It should clear from this blog that I’m a big fan of Django. I use it for as much of my work as possible. Recently a couple of other developers in my shop have entered the Django arena, which, as a general proposition, is a good thing — in that we’re using the framework more widely. But as a result, one of Django’s few weaknesses has been made more painfully obvious, namely, the fragility of Django projects.
The problem is that one import error in any installed app’s models, any referenced URLconf, view module, or other module imported by one of those breaks the entire project immediately and horribly. This makes the installation of new apps and updates of installed apps inherently risky to the entire site, which IMO is a *bad thing*. Now, I haven’t delved into the guts of Django’s initialization process to see what, if anything, could be done about this, but on a conceptual level it seems that the project as a whole should have some way to recover from a bad app or module, unless it’s related to the core functionality of the project (like a middleware or context processor module).
Is that unreasonable?
Hiding errors is always a bad approach. It makes debugging hard.

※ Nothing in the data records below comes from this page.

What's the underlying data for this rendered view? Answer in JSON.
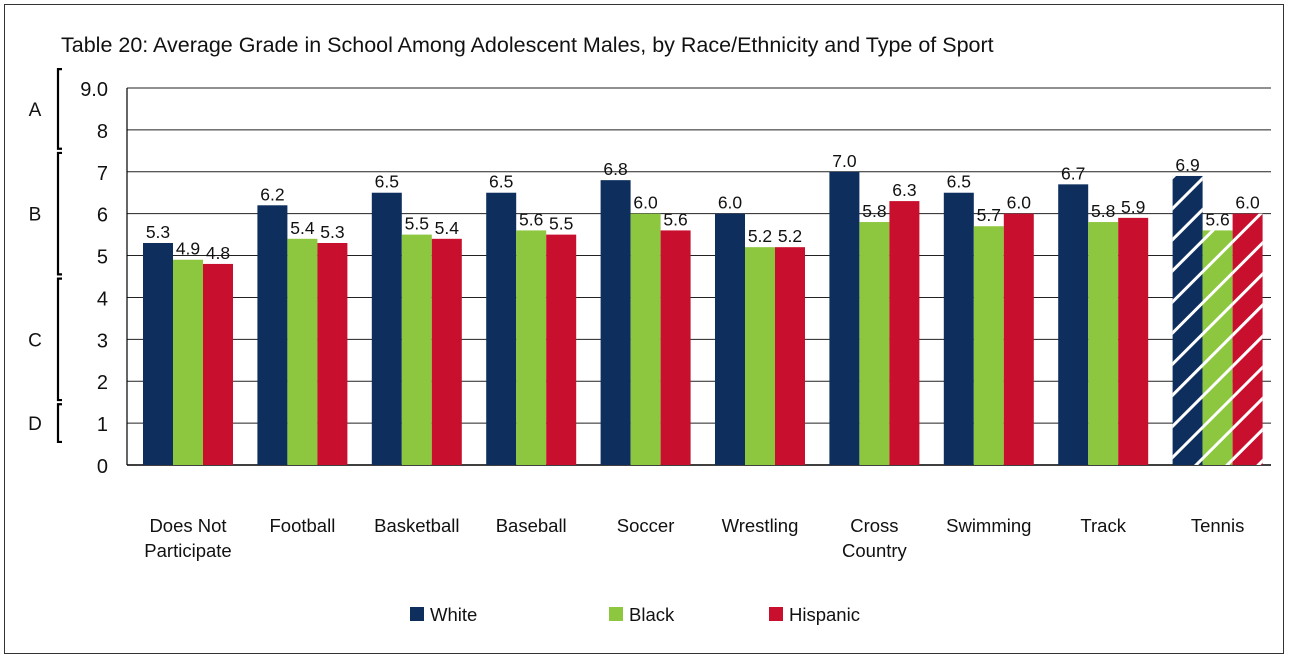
{
  "chart_data": {
    "type": "bar",
    "title": "Table 20: Average Grade in School Among Adolescent Males, by Race/Ethnicity and Type of Sport",
    "xlabel": "",
    "ylabel": "",
    "ylim": [
      0,
      9
    ],
    "yticks": [
      "0",
      "1",
      "2",
      "3",
      "4",
      "5",
      "6",
      "7",
      "8",
      "9.0"
    ],
    "grid": true,
    "legend": "bottom",
    "categories": [
      [
        "Does Not",
        "Participate"
      ],
      [
        "Football"
      ],
      [
        "Basketball"
      ],
      [
        "Baseball"
      ],
      [
        "Soccer"
      ],
      [
        "Wrestling"
      ],
      [
        "Cross",
        "Country"
      ],
      [
        "Swimming"
      ],
      [
        "Track"
      ],
      [
        "Tennis"
      ]
    ],
    "series": [
      {
        "name": "White",
        "color": "#0e2f5e",
        "values": [
          5.3,
          6.2,
          6.5,
          6.5,
          6.8,
          6.0,
          7.0,
          6.5,
          6.7,
          6.9
        ],
        "labels": [
          "5.3",
          "6.2",
          "6.5",
          "6.5",
          "6.8",
          "6.0",
          "7.0",
          "6.5",
          "6.7",
          "6.9"
        ]
      },
      {
        "name": "Black",
        "color": "#8dc63f",
        "values": [
          4.9,
          5.4,
          5.5,
          5.6,
          6.0,
          5.2,
          5.8,
          5.7,
          5.8,
          5.6
        ],
        "labels": [
          "4.9",
          "5.4",
          "5.5",
          "5.6",
          "6.0",
          "5.2",
          "5.8",
          "5.7",
          "5.8",
          "5.6"
        ]
      },
      {
        "name": "Hispanic",
        "color": "#c8102e",
        "values": [
          4.8,
          5.3,
          5.4,
          5.5,
          5.6,
          5.2,
          6.3,
          6.0,
          5.9,
          6.0
        ],
        "labels": [
          "4.8",
          "5.3",
          "5.4",
          "5.5",
          "5.6",
          "5.2",
          "6.3",
          "6.0",
          "5.9",
          "6.0"
        ]
      }
    ],
    "hatched_category": "Tennis",
    "grade_bands": [
      {
        "label": "A",
        "from": 8,
        "to": 9
      },
      {
        "label": "B",
        "from": 5,
        "to": 7
      },
      {
        "label": "C",
        "from": 2,
        "to": 4
      },
      {
        "label": "D",
        "from": 1,
        "to": 1
      }
    ]
  }
}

I think what you need is a better deployment strategy.
For example, you can create 2 instances of your project on server. The one available to public may be set via symlink. Test new things on non-public instance. If all is working ok, point symlink to this instance.
If you want these instances to use different sets of django apps and python modules, virtualenv will be helpful.
Comment by Mike Korobov — August 26, 2009 @ 7:43 am
@Mike – Thanks for the suggestion, although it doesn’t strike me as very manageable or scalable. I disagree that hiding errors is always bad, especially if you have a DEBUG setting, as in Django. In any case, I’m talking about *catching* these exceptions, not necessarily silencing them.